Au préalable, je dois dire que la repentance de l'Eglise catholique pour sa complicité dans les massacres perpétrés au cours de la Seconde guerre mondiale compte parmi les motifs qui m'ont conduit à quitter l'Eglise romaine, la tartuferie de cette démarche de la curie romaine me paraissant impossible à assumer. Il ne s'agit nullement de nier la culpabilité de l'Eglise, puisque cela reviendrait à nier l'implication de l'Eglise romaine dans la société civile. Il s'agit de nier que le Christ et ses apôtres entretiennent un quelconque rapport de complicité avec une quelconque société civile. Il faut de tout pour faire un monde, dira-t-on, y compris des Italiens ou des diplomates, puisque l'acte de repentance est une ruse diplomatique. Mais, au monde, l'évangile n'apporte rien, et le point de vue social, en soi, est négateur de la révélation. Le point de vue social est illustré dans l'évangile par la décision de la foule des Juifs de mettre à mort le Christ Jésus plutôt qu'un criminel de droit commun.
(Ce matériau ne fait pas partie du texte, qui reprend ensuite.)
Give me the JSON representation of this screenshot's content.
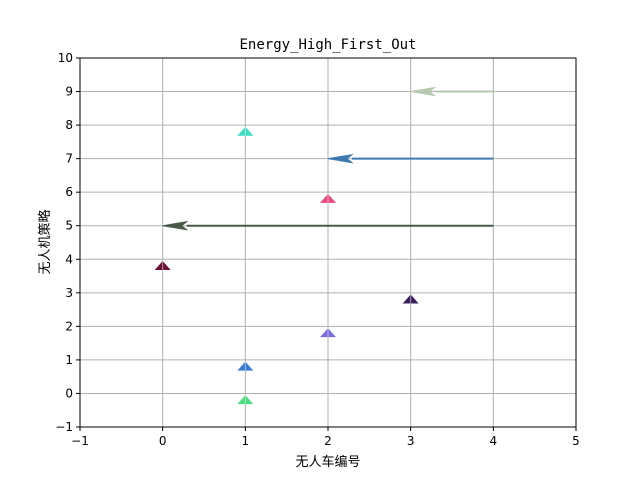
{
  "chart_data": {
    "type": "scatter",
    "title": "Energy_High_First_Out",
    "xlabel": "无人车编号",
    "ylabel": "无人机策略",
    "xlim": [
      -1,
      5
    ],
    "ylim": [
      -1,
      10
    ],
    "xticks": [
      -1,
      0,
      1,
      2,
      3,
      4,
      5
    ],
    "yticks": [
      -1,
      0,
      1,
      2,
      3,
      4,
      5,
      6,
      7,
      8,
      9,
      10
    ],
    "xtick_labels": [
      "−1",
      "0",
      "1",
      "2",
      "3",
      "4",
      "5"
    ],
    "ytick_labels": [
      "−1",
      "0",
      "1",
      "2",
      "3",
      "4",
      "5",
      "6",
      "7",
      "8",
      "9",
      "10"
    ],
    "grid": true,
    "markers": [
      {
        "x": 1,
        "y": -0.2,
        "color": "#4ade80"
      },
      {
        "x": 1,
        "y": 0.8,
        "color": "#3a7bd5"
      },
      {
        "x": 2,
        "y": 1.8,
        "color": "#7b6fe0"
      },
      {
        "x": 3,
        "y": 2.8,
        "color": "#3b1e5e"
      },
      {
        "x": 0,
        "y": 3.8,
        "color": "#6b1036"
      },
      {
        "x": 2,
        "y": 5.8,
        "color": "#e84a7a"
      },
      {
        "x": 1,
        "y": 7.8,
        "color": "#3ddcc0"
      }
    ],
    "arrows": [
      {
        "x_start": 4,
        "x_end": 0,
        "y": 5,
        "color": "#4a5a4a"
      },
      {
        "x_start": 4,
        "x_end": 2,
        "y": 7,
        "color": "#3d7ab0"
      },
      {
        "x_start": 4,
        "x_end": 3,
        "y": 9,
        "color": "#b7c9b0"
      }
    ]
  }
}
L'invitation à distinguer le "Céline écrivain", que la censure bourgeoise n'a pas réussi à censurer, du "Céline antisémite", relève de la même tartuferie "post-moderne". Comme l'Eglise peut continuer de fourguer ses indulgences, l'éditeur de Céline peut continuer de fourguer des rééditions de Céline en toute bonne conscience. Au pays de Molière, on devrait relever plus souvent que la casuistique a un rapport direct avec l'hypocrisie, et donc les mathématiques modernes, science casuistique s'il en est.
L'antisémitisme de Céline est donc une construction juridique a posteriori, destinée à fonder les décrets moraux en vigueur aujourd'hui.
En tant que chrétien, je suis enclin à penser que l'écrivain athée Céline est antisémite et antichrétien, puisque celui qui n'est pas avec le Christ est forcément contre Lui, c'est-à-dire un homme ou une femme en perdition. Mais, à vrai dire, l'antisémitisme de Céline est compensé par le sentiment d'horreur et de dégoût que la guerre lui inspire, et sa volonté d'expier sa complicité dans le génocide de 14-18. En somme Céline conçoit les Juifs comme des fauteurs de guerre, plus encore que les Allemands, à une époque où l'acte d'inculpation de l'Allemagne n'a pas encore été rédigé.
Pour bien faire, il faudrait que les chrétiens comme les Juifs abjurent leur foi officiellement, et ne l'abandonnent pas seulement de facto, dès lors qu'ils acceptent des charges publiques, afin de n'être pas soupçonnés par les païens ou les athées de machiavélisme, c'est-à-dire de prôner une religion de paix tout en tirant les bénéfices de la politique et de la guerre. Bien sûr ce n'est pas possible, car pour cela il faudrait que Satan n'agisse pas dans le monde.
L'antisémitisme de Céline est beaucoup moins fort et satanique que celui de Nietzsche. La différence est aussi que la doctrine de Nietzsche est aristocratique, tandis que Céline réagit aux "grandes idéologies modernes", à commencer par le stalinisme, en étant conscient qu'elles ont conservé un arrière-plan de morale "judéo-chrétienne" et que le peuple sera forcément la première victime de ces idéologies.
Le triomphe de la morale judéo-chrétienne moderne représente pour Nietzsche le triomphe du mal absolu, de sorte que la vertu satanique est le modèle du bien et du beau.
Commentaires
Se demander sans cesse, comme le fait le monde actuel, si tel auteur était antisémite, raciste, etc, est absurde. Le Caravage a tué trois personnes, doit on pour cela jeter ses tableaux au feu ? Doit-on jeter au feu tous les écrivains antisémites ? On a pas fini, autant le dire tout de suite (on se demande d'ailleurs par quel miracle une opinion aussi hum...délirante... a pu être partagée par quasiment tous les intellectuels depuis l'antiquité).
Heureusement que la culture littéraire et historique de nos misérable classe politico-médiatique se limite au 20ème siècle, sans quoi nous serions bons pour censurer Tacite, L'empereur Julien, Voltaire, Nietzsche et on ne sait qui encore. Risible époque.
Le cas de Caravage est inverse : peintre médiocre, amateur d'effets spéciaux destinés à épater le badaud, il a été exalté par les romantiques pour des raisons qui n'ont rien à voir avec son talent.
- Quant à Céline, c'est sans doute son extraction ou son ton populaire qui lui vaut une telle mise au ban, car Nitche est beaucoup plus antisémite et Heidegger a été membre du parti nazi. Sans compter la baderne Ernest Jünger, qui a défilé dans Paris dans les rangs de la wehrmacht. Céline a blasphémé contre le dieu des bourgeois : le verbe.